Luper had a talent for organizing and inspiring young people. She told them they had a responsibility to become engaged in the struggle for civil rights. After writing letters and asking businesses to integrate for more than a year, the group voted to take action. On August 19, 1958 the NAACP youth, age 6-17, staged a sit-in at Katz Drug Store in Oklahoma City. The police and the press watched as white patrons threatened and insulted the group, but the NAACP youth followed “Martin Luther King’s Non-Violent Plans,” the foundation of their non-violence training (Luper 10). Over the next six years Luper lead the NAACP youth and hundreds of their supporters through non-violence training workshops, sit-ins, lay-ins, marches and a boycott. They were spit on, stepped on, slapped, arrested and attacked by a chimpanzee but remained non-violent. One by one, eating establishments integrated. In July of 1964, the Oklahoma City sit-in campaign declared victory.
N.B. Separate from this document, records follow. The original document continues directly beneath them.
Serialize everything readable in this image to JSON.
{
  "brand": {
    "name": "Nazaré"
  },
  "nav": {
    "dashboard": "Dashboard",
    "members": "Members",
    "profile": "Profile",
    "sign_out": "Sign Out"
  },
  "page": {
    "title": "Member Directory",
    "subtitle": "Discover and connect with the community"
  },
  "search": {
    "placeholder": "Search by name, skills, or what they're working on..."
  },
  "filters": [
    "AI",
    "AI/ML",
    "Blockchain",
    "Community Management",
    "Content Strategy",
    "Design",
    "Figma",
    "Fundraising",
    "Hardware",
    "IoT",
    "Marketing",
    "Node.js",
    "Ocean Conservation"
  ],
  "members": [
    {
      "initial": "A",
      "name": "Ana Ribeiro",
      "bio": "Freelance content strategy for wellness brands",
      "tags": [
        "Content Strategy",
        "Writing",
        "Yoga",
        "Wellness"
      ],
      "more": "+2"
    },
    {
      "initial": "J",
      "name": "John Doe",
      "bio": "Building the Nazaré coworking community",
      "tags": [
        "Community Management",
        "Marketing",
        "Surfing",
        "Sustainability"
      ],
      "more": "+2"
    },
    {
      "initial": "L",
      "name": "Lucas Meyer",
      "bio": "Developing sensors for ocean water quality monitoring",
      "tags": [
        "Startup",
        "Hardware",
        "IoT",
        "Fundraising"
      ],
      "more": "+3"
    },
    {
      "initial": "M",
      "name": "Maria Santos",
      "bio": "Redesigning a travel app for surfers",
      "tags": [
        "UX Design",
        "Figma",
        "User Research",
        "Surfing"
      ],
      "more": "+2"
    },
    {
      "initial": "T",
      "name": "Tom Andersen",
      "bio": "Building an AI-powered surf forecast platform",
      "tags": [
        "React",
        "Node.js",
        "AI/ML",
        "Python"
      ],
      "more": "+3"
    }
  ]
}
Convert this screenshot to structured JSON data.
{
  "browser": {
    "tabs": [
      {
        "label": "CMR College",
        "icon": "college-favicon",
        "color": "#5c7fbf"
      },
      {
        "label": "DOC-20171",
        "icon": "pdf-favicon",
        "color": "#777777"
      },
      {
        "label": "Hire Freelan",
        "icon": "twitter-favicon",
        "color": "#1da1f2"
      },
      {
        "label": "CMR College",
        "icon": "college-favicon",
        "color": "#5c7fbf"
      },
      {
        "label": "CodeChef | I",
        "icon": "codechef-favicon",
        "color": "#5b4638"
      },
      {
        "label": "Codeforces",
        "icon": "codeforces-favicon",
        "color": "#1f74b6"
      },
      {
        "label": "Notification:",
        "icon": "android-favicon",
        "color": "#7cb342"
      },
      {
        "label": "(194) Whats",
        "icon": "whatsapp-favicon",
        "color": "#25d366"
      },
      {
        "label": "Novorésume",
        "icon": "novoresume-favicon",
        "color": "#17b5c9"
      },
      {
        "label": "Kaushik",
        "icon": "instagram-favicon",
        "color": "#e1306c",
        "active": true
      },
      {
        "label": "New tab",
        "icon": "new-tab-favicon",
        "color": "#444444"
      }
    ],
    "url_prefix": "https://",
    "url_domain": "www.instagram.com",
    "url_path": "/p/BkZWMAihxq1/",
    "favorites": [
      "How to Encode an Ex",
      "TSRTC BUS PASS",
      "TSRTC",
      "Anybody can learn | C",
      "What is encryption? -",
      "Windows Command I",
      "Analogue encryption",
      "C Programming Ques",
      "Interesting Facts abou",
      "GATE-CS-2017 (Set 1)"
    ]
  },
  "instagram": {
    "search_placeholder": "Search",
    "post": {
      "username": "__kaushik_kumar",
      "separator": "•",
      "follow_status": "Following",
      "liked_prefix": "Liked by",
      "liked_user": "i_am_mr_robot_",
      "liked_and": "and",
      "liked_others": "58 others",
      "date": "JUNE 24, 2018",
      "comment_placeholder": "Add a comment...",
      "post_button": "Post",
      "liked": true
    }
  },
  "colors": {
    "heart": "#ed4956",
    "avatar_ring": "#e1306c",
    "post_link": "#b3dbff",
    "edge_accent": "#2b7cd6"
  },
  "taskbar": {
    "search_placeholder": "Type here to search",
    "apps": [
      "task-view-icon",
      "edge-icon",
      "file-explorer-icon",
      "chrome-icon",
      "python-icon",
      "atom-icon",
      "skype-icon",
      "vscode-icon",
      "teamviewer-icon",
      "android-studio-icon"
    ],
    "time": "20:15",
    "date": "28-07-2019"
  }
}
In 1959 Ezell Blair attended the NAACP national convention where he heard Luper speak about the Oklahoma City Sit-ins. In 1960, Blair participated in a sit-in in Greensboro, North Carolina, often described as the first civil rights sit-in. (Bond, 16-20 July 2006) Luper marched with Dr. King at Selma, Alabama and the youth council filled two busses for the 1963 March on Washington. The Oklahoma City NAACP youth council was voted best in the nation many times under Luper’s guidance. Despite her success with the youth, there were occasional tensions between Luper and the state and national NAACP leadership...

I won't be the first person to draw parallels between Occupy and the Civil Rights movement. I think it is important that occupiers have successful models to look towards when formulating strategies for protest. But I want occupiers to recognize, plan for, and accept is that this effort will take years. We must overhaul our legal, political, financial, and government institutions. It has taken over 100 years for the corporatocracy to achieve this much power and influence. The highest echelons of society have consistently pursued policies that would serve their interests. While we have turned our problems over to people who are in their pockets.

There are many examples where progress is under attack, where victories have been hollowed or overturned. The American People must decide to be consistently politically active and to make every effort to become fully informed about our institutions. We must decide what our values are and what we want institutions to accomplish. Then we must provide the incentives necessary to get people to act in a way that makes more people better off. We must be prepared to do whatever it takes, indefinitely, if we expect accomplish the changes we chant about.